Monday Pharmaceutical Mystery: March 11


What is causing the mysterious pain in this man's leg?

A familiar patient comes into your pharmacy. He has limited mobility, due to obesity, and is now using crutches to walk. You ask him what happened and he says he doesn't know. His calf hurts, especially when he walks up stairs and lifts his toes to stretch his calf muscle. He thinks he pulled this muscle, but he never exercises. He's very discouraged with his health status now that he gained weight and cannot move around as well. He feels like he is spiraling downhill since his scale hit 150kg.

He is picking up prescriptions for simvastatin, lisinopril, metformin and rivaroxaban.

Mystery: What is causing the mysterious pain in his leg?

Solution: His blood thinner is not providing adequate protection and he developed a new blood clot.
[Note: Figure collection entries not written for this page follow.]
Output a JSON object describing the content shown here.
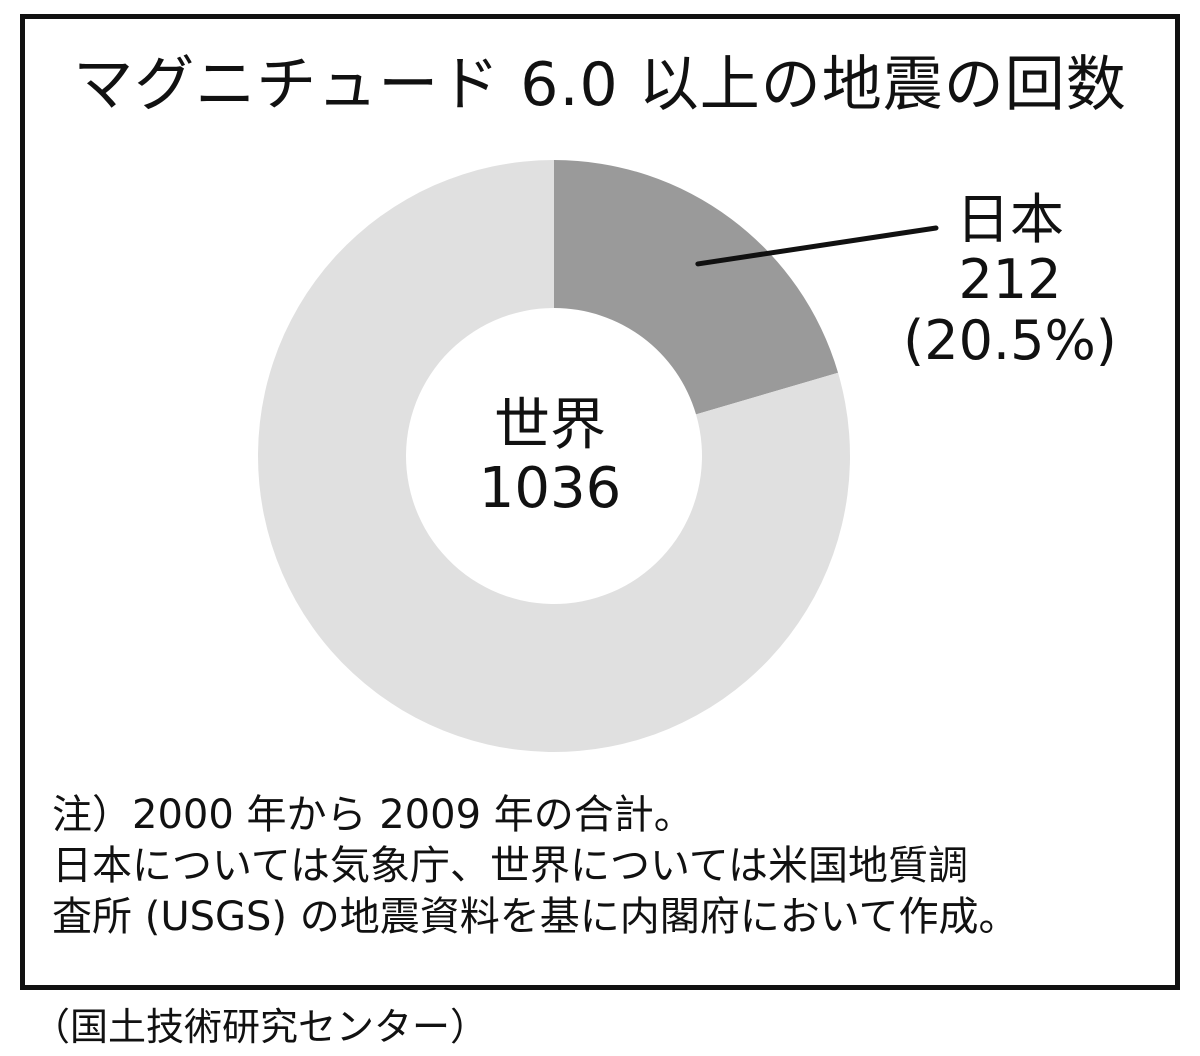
{
  "chart_data": {
    "type": "pie",
    "title": "マグニチュード 6.0 以上の地震の回数",
    "total": {
      "label": "世界",
      "value": 1036
    },
    "slices": [
      {
        "label": "日本",
        "value": 212,
        "value_text": "212",
        "percent_text": "(20.5%)",
        "color": "#9a9a9a"
      },
      {
        "label": "",
        "value": 824,
        "color": "#e0e0e0"
      }
    ],
    "notes": [
      "注）2000 年から 2009 年の合計。",
      "日本については気象庁、世界については米国地質調",
      "査所 (USGS) の地震資料を基に内閣府において作成。"
    ]
  },
  "source": "（国土技術研究センター）"
}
In patients with a BMI >40 kg/m2 or weight >120 kg, the International Society on Thrombosis and Haemostasis 2016 guideline suggests avoiding the use of rivaroxaban (and other direct oral anticoagulants), due to the lack of clinical data in this population. However, many doctors still prescribe them, and those patients may or may not be getting adequate protection. They should be on high alert for the formation of new blood clots. Calf pain that increased when the foot is flexed is a common sign of a blood clot in the leg. This patient should be instructed to contact his doctor immediately or go to an emergency department.
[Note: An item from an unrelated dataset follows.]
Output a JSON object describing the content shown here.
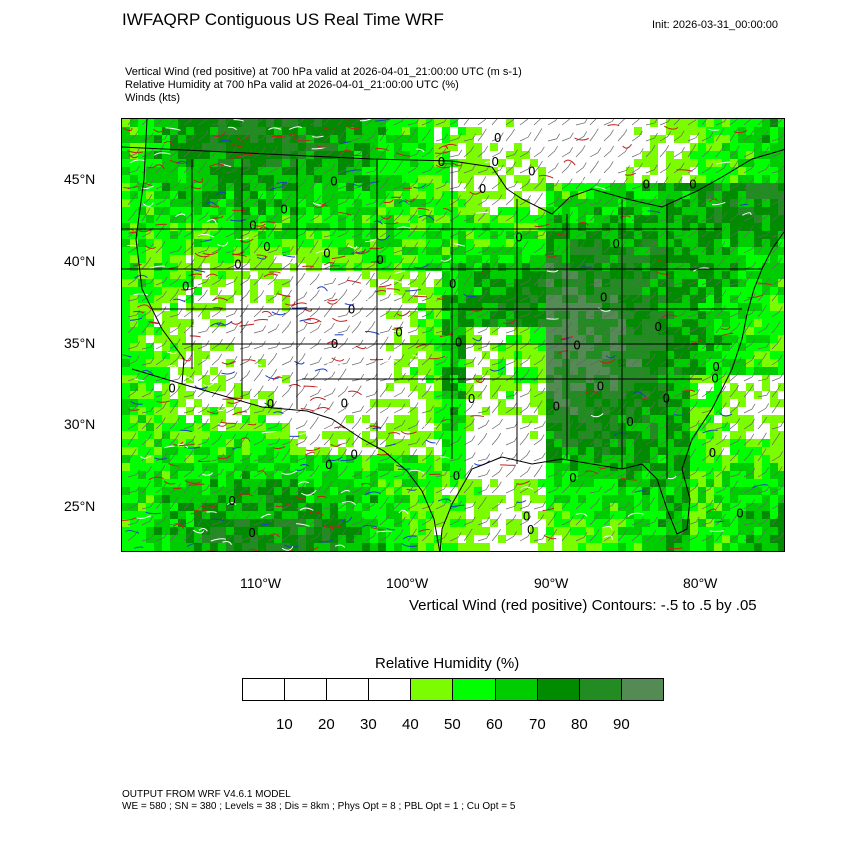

How pertinent is this information? Recently, there have been news stories regarding deadly blood clots. In addition, the FDA added a black boxed warning for increased risk of death with gout medicine febuxostat. The FDA also recently added a stronger warning of an increased risk for pulmonary embolism and death in patients with rheumatoid arthritis who received tofacitinib 10 mg twice daily in a postmarketing study.


Martin K, Beyer-Westendorf J, Davidson BL, Huisman MV, Sandset PM, Moll S. Use of the direct oral anticoagulants in obese patients: guidance from the SSC of the ISTH. J Thromb Haemost. 2016;14(6):1308-13. Published April 27, 2016. Accessed March 11, 2019.